Speaker
Description
The COVID-19 pandemic significantly contributed to deepen our understanding of respiratory virus transmission, emphasizing the critical role of indoor environments and the necessity of effective ventilation. Historically, public health guidelines primarily addressed large droplet as transmission routes. It was not until the spring of 2021, due to the increasing scientific evidence, that major health organizations like the US CDC and WHO recognized airborne transmission as the predominant pathway for SARS-CoV-2. Environmental measures to disinfect and clean surfaces in public and semi-public places did not significantly reduce the spread of COVID-19. In contrast, the cancellation of small gatherings and the closure of educational institutions, i.e., activities characterized by high crowding in poorly ventilated indoor environments, had a significant impact on reducing the spread of the virus.
This shift underscored the importance of managing indoor air quality through improved ventilation and air cleaning strategies. Numerical modelling, from zero-dimensional (0D) to complex three dimensional (3D) Computational Fluid Dynamics (CFD) techniques, have proven essential in optimizing HVAC systems and designing effective airflow patterns to ensure safety and comfort in confined spaces. This work presents mathematical and numerical modelling activities conducted in various indoor environments, contributing to a better understanding of pollutant and viral aerosol transmission, with a particular emphasis on validating the results obtained.
The transmission of respiratory viruses occurs through three routes: large respiratory particles (spray) transmission, inhalation of airborne respiratory particles, and touch transmission. Historically, public health guidelines underestimated airborne transmission, but the pandemic highlighted its significance. Enhanced ventilation and air cleaning strategies, supported by numerical modeling, particularly CFD, are crucial for mitigating airborne transmission. In fact, CFD provides detailed insights into velocity, pressure, and temperature fields, as well as particle distribution, enabling the optimization of HVAC systems and airflow patterns in confined spaces.
This study employs a Eulerian-Lagrangian approach to model the dispersion of virus-laden respiratory particles in indoor environments. The model tracks individual particles using a force balance equation, considering forces such as drag, gravity, and virtual mass. The particle number emission rate (ERN) and volume distributions were estimated based on experimental data, focusing on airborne respiratory particles (<90 µm). The model was validated through experimental measurements, including Particle Image Velocimetry (PIV), and applied to various indoor settings, such as close-contact interactions, car cabins, and university lecture rooms.

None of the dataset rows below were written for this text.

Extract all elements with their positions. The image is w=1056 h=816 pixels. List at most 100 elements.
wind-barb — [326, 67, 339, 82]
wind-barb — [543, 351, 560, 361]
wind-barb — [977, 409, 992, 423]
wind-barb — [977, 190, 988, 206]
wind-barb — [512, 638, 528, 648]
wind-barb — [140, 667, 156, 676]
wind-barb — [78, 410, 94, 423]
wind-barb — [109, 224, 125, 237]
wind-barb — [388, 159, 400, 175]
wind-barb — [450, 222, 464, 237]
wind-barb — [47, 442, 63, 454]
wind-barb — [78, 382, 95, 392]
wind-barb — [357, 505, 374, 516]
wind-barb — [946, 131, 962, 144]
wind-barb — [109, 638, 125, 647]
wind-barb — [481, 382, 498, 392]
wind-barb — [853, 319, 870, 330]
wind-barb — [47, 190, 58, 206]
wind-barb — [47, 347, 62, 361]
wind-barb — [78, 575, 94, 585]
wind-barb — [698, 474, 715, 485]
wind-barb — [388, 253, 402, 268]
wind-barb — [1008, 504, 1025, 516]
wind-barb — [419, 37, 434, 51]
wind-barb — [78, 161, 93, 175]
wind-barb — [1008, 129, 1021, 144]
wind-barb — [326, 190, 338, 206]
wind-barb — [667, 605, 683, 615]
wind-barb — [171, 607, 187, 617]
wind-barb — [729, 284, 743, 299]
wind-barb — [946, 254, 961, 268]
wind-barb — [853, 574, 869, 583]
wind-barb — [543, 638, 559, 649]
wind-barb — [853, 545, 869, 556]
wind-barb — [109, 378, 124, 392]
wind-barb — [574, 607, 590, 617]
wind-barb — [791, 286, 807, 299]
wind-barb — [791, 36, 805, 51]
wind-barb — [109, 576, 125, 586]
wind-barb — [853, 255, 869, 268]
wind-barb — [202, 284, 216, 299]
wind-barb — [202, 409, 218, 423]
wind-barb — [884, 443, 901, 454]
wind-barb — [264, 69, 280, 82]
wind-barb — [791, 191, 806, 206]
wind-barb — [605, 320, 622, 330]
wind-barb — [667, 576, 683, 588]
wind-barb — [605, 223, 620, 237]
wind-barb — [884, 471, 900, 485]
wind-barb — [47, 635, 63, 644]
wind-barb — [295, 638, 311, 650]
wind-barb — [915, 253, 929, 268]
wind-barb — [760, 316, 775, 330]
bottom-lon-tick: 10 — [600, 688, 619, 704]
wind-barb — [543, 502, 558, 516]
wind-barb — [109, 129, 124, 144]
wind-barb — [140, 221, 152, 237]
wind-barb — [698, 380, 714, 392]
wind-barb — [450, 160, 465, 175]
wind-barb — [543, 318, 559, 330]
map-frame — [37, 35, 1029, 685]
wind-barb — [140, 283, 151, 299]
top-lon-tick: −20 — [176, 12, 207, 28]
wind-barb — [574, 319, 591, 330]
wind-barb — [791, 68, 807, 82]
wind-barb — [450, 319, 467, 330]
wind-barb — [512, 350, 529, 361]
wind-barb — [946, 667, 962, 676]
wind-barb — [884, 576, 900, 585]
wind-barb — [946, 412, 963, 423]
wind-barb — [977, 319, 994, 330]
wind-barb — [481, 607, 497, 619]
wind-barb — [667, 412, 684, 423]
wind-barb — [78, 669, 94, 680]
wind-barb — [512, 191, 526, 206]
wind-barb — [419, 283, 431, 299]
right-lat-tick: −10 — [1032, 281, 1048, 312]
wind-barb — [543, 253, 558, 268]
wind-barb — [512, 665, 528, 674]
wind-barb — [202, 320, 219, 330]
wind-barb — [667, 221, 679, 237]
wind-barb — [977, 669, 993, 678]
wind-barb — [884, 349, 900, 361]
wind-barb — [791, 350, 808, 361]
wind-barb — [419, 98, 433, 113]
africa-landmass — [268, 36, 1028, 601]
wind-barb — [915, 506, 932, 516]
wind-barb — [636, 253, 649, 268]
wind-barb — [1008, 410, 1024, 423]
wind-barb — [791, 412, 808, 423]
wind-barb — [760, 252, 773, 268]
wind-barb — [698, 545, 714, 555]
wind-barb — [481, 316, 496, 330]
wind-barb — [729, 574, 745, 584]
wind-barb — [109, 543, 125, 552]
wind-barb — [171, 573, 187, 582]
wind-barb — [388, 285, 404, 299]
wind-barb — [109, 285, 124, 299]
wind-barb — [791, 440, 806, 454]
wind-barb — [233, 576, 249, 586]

CFD simulations demonstrated that large respiratory particles (>100 µm) significantly contribute to infection risk at distances less than 0.6 meters, while airborne respiratory particles dominate at greater distances. In car cabins, airflow patterns significantly influenced the spatial distribution of virus-laden particles, with higher exposure risks for passengers sitting behind an infected driver. In lecture rooms, the air change rate (ACH) alone was insufficient to assess exposure risk; local airflow patterns and the asymmetric disposition of seats relative to diffusers and exhaust grilles played crucial roles.